[Critique commune aux numéros 8, 9 et hors-série mundanes de Galaxies. Seule la portion consacrée au hors-série est reproduite ci-dessous.]
[...] l'équipe de Galaxies a publié un hors-série mundanes nettement plus intéressant, du moins par les questions qu'il appelle (ce numéro est une reprise partielle du numéro 216 de la revue britannique Interzone, à laquelle a été ajoutée un éditorial pour l'édition française et une interview de Geoff Ryman, le maître d'œuvre du projet anglais.
Et j'en vois déjà qui ouvrent grand les yeux et se demandent : c'est quoi la S-F mundane ? Kézaco un auteur mundane ? C'est, si on en croit Geoff Ryman, un auteur de S-F qui refuse le côté abracadabra de la S-F, c'est-à-dire les pouvoirs psi, le voyage dans le temps et les vitesses supérieures à celle de la lumière (et même les extraterrestres, si j'ai bien compris). Dans son plaidoyer qui a le bon goût de ne pas être totalement sérieux, Ryman fait même un parallèle saisissant avec le Dogme95 des cinéastes danois Lars Von Trier et Thomas Vinterberg. De la S-F sans effets spéciaux, pour simplifier (on pense alors évidemment à de la fiction spéculative aride, mais sans doute à tort) et on voit alors Mars dessinée à la craie dans l'entrée de la Nasa, ou un truc du même acabit.
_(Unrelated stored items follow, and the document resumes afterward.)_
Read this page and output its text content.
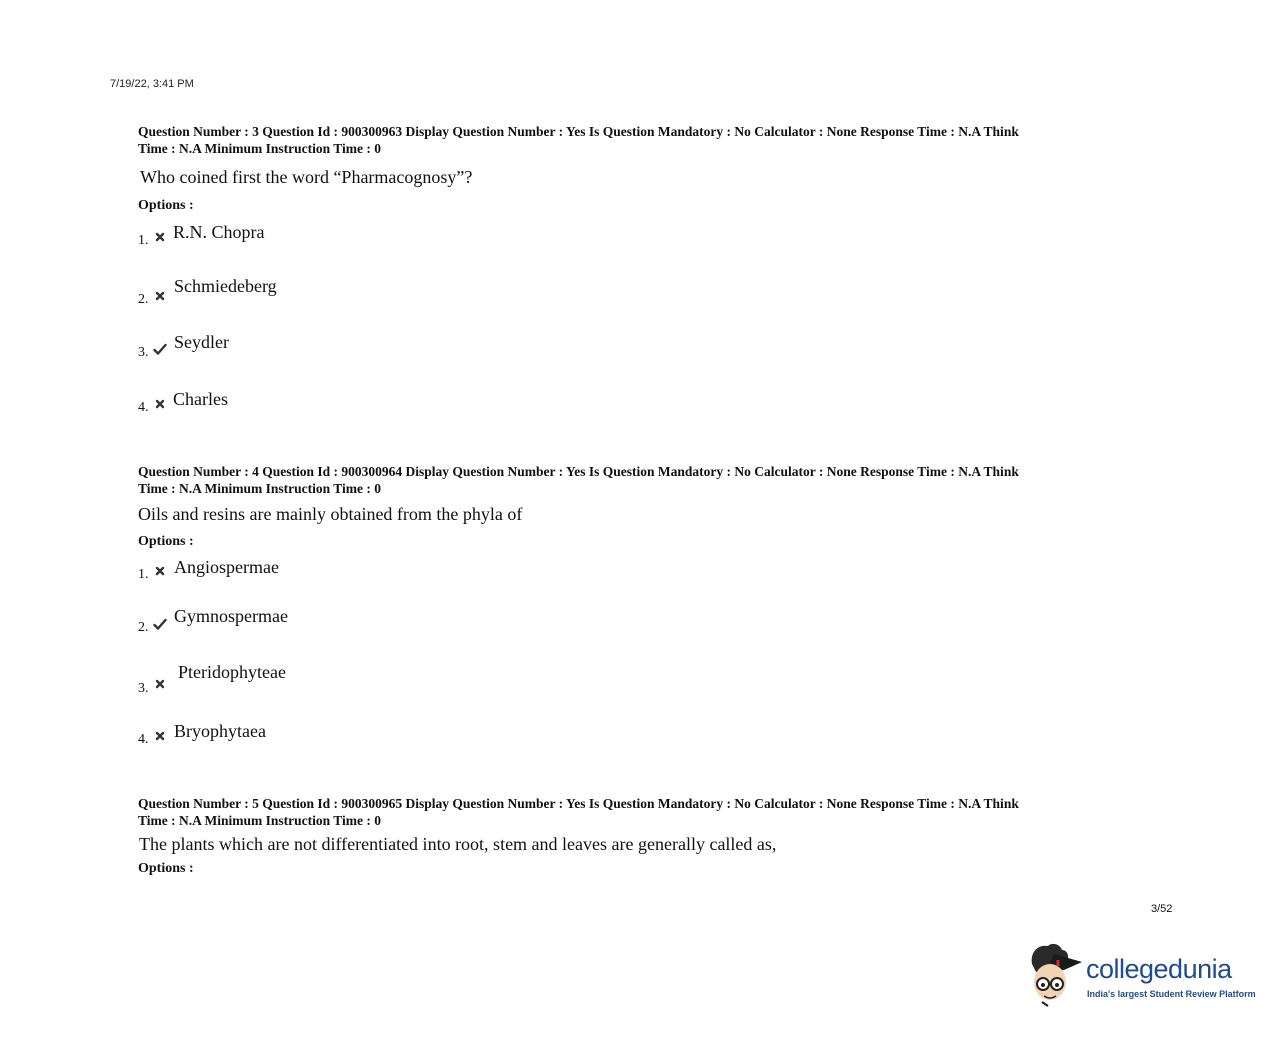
7/19/22, 3:41 PM
Question Number : 3 Question Id : 900300963 Display Question Number : Yes Is Question Mandatory : No Calculator : None Response Time : N.A Think
Time : N.A Minimum Instruction Time : 0
Who coined first the word “Pharmacognosy”?
Options :
1. R.N. Chopra
2.
Schmiedeberg
3.
Seydler
4. Charles
Question Number : 4 Question Id : 900300964 Display Question Number : Yes Is Question Mandatory : No Calculator : None Response Time : N.A Think
Time : N.A Minimum Instruction Time : 0
Oils and resins are mainly obtained from the phyla of
Options :
1. Angiospermae
2.
Gymnospermae
3.
Pteridophyteae
4. Bryophytaea
Question Number : 5 Question Id : 900300965 Display Question Number : Yes Is Question Mandatory : No Calculator : None Response Time : N.A Think
Time : N.A Minimum Instruction Time : 0
The plants which are not differentiated into root, stem and leaves are generally called as,
Options :
3/52
collegedunia
India's largest Student Review Platform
Mais jugeons sur pièces...
Sept nouvelles, pas moins, illustrent (et défendent ?) cette S-F mundane. Les deux premières sont formidables : Lavie Tidhar nous propose une jolie tranche de littérature générale, carte postale d'une île perdue du Pacifique, très dépaysante (le lecteur courageux essayera sans doute de déterminer en quels points ce texte relève de la S-F — un crayon, Google, du temps libre et un bloc-notes lui seront alors nécessaires). Le second texte est une histoire d'amour qui utilise comme décor celui de Waterworld (ça tombait bien, Hollywood cherchait à s'en débarrasser). Une très belle romance signée Chelsea Quinn Yarbro, une fantasy maritime qui se passe dans un futur englouti (le mundane comme ça, moi je suis pour à 100%). Les choses se gâtent ensuite avec Billie Aul qui nous refait Woodstock façon Gossip Girl et on s'en serait bien passé ; R. R. Angell qui gâche une idée formidable en écrivant comme un sagouin (cela dit, son texte est le plus mundane de tous) ; Elisabeth Vonarburg pour un texte déjà lu deux fois, mal écrit et sans grand intérêt ; Anil Menon qui nous refait le coup du choc culturel en brouillon et en ultra chiant (lisez plutôt Cyberabad Days de Ian McDonald) ; et enfin Geoff Ryman qui piétine un tantinet son postulat de départ avec une poésie plus pénible que réussie (on l'a connu nettement plus inspiré). Est-ce que les nouvelles, seules, de Lavie Tidhar et Chelsea Quinn Yarbro méritent un investissement de onze euros ? Pas sûr... Mais le lecteur passionné par tout ce qui est définition(s) de la S-F, avenir du genre, etc, ne pourra pas passer à côté de ce hors-série mundanes, pas vraiment convaincant dans son choix de fictions, mais passionnant par son côté micro-Dangereuses Visions. [...]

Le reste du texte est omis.